Ultimately, we cannot escape the fundamental reality of our instincts. Being is primarily instinctual and “truth” is merely what we choose to culturally accept. Being is inescapably instinctual.

“…when we judge things to be ‘true’ or ‘false,’ there cannot be a standpoint outside of this instinctual behavior; only varying degrees of overwhelming strength, feelings of pleasure and displeasure, sufficiency and force of habit can be differentiated. Nietzsche reviewed the complex history of truth once again from this perspective. When new knowledge enters the picture, a ‘vortex’ throws the usual and accustomed truths into question. This situation remains relatively benign as long as it stays on the level of purely intellectual uncertainty and innovations. But when it becomes the kind of knowledge that intrudes on the life and customs of a culture, and when people have incorporated aspects of previous knowledge to contend with, a struggle arises for new incorporation. In the process, the new insights can be regarded as ‘madness’ (The Gay Science, aphorism 76) and face adamant opposition because they blatantly challenge the conditions of life of an entire culture without offering an appealing alternative of being strong enough to accomplish incorporation on their own. Thus, incorporation implies that the truth of truth is its strength to render itself true. Truth is confirmed in the process of incorporation.” (pp. 240 – 241)

“Nietzsche always maintained an indisputable standard for judgment. For him, the formation of ideas was a matter not just of creating images but of forging paths to (self-)knowledge. An idea struck him as ‘true’ if it brought together meaning and style to constitute a unit that was sufficiently strong and lively to endure his often unbearable pain and provide a vital counterbalance to it.” (page 242)

“Aphorism 324, a virtually programmatic explication of the title The Gay Science, declares: “No! Life has not disappointed me! Quite the contrary; with each passing year I find it truer, more desirable, and more mysterious – ever since the day when the great liberator came to me, the idea that life could be an experiment for the seeker of knowledge – and not a duty, not a disaster, not a deception! – As for knowledge itself: for others it may well be something different, for instance, a bed or way to a bed, or a form of entertainment, or leisure – for me it is a world of dangers and victories in which heroic feelings also have their dance floors and playgrounds. – ‘Life as a means to knowledge’ – with this principle in our hearts, we can not only live boldly, but even live joyously and laugh joyously.” (page 243)

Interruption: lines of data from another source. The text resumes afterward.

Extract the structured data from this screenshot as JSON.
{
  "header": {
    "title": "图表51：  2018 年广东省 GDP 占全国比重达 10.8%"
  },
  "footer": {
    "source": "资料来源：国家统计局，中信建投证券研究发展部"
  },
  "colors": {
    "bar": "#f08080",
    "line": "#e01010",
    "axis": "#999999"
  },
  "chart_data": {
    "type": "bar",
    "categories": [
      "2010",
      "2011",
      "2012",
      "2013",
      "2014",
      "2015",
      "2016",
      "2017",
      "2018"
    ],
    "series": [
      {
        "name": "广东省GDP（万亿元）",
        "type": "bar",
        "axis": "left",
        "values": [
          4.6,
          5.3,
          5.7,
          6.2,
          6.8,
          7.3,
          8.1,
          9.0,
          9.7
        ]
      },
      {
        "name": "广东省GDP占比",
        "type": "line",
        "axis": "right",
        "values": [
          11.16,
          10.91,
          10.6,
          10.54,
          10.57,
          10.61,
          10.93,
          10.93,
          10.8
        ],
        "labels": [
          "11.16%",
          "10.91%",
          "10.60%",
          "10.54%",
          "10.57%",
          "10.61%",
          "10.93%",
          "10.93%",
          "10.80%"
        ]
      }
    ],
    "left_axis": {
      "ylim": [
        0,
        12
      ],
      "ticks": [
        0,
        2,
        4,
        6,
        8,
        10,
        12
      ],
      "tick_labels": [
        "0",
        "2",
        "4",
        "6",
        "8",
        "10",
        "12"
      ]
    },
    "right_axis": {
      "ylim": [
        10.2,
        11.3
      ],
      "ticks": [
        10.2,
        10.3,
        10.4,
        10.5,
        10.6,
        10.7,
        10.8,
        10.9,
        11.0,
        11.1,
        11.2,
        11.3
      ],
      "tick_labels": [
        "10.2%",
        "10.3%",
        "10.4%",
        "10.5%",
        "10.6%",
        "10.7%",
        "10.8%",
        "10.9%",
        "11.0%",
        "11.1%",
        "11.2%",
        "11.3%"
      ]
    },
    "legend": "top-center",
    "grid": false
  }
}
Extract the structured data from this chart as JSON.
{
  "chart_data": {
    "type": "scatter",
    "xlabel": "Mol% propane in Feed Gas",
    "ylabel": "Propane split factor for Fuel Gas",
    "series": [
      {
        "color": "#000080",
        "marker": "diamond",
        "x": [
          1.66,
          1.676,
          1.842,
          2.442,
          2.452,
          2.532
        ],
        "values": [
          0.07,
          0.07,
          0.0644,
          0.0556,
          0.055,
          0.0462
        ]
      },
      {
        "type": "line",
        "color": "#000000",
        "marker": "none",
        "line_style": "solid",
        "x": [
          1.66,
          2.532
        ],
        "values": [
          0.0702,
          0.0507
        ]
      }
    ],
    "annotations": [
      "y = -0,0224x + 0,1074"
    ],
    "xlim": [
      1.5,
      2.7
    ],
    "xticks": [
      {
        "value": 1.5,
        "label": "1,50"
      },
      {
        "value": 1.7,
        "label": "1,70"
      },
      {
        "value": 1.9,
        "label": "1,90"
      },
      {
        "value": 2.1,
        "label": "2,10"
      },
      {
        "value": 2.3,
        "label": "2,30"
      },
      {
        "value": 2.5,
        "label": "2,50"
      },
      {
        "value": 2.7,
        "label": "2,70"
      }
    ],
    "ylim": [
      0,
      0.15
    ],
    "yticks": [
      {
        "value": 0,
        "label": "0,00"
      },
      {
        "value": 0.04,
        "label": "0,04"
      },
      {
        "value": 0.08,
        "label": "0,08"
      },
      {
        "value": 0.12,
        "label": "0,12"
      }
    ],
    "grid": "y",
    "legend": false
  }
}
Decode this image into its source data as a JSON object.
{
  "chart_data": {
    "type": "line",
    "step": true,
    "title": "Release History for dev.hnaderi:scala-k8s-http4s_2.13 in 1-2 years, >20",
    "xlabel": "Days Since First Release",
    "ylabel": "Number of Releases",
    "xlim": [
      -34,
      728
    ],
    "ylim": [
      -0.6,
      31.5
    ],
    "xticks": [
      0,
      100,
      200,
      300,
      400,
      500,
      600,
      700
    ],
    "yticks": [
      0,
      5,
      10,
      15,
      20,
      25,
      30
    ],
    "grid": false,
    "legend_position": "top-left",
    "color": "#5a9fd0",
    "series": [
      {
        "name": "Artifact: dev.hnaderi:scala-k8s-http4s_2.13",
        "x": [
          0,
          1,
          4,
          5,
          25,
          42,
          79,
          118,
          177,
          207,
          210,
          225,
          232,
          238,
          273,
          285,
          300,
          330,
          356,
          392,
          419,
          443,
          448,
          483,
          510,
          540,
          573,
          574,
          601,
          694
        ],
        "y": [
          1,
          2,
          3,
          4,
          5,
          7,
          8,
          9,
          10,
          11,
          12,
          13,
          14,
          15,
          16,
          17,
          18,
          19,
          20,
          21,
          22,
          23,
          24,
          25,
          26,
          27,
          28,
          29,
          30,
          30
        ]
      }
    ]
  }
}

Safranski’s summary of The Gay Science comes back to its beginning. From its composition in a “state of bliss” to its declaration to “live joyously” Nietzsche was plumbing the depths of human existence. And he was happy. For me, this is a fundamental Nietzschean understanding of human reality. The yawning abyss meets “Don’t Worry, Be Happy.” Find that in yourself and you will have found the still developing mind of Friedrich Nietzsche.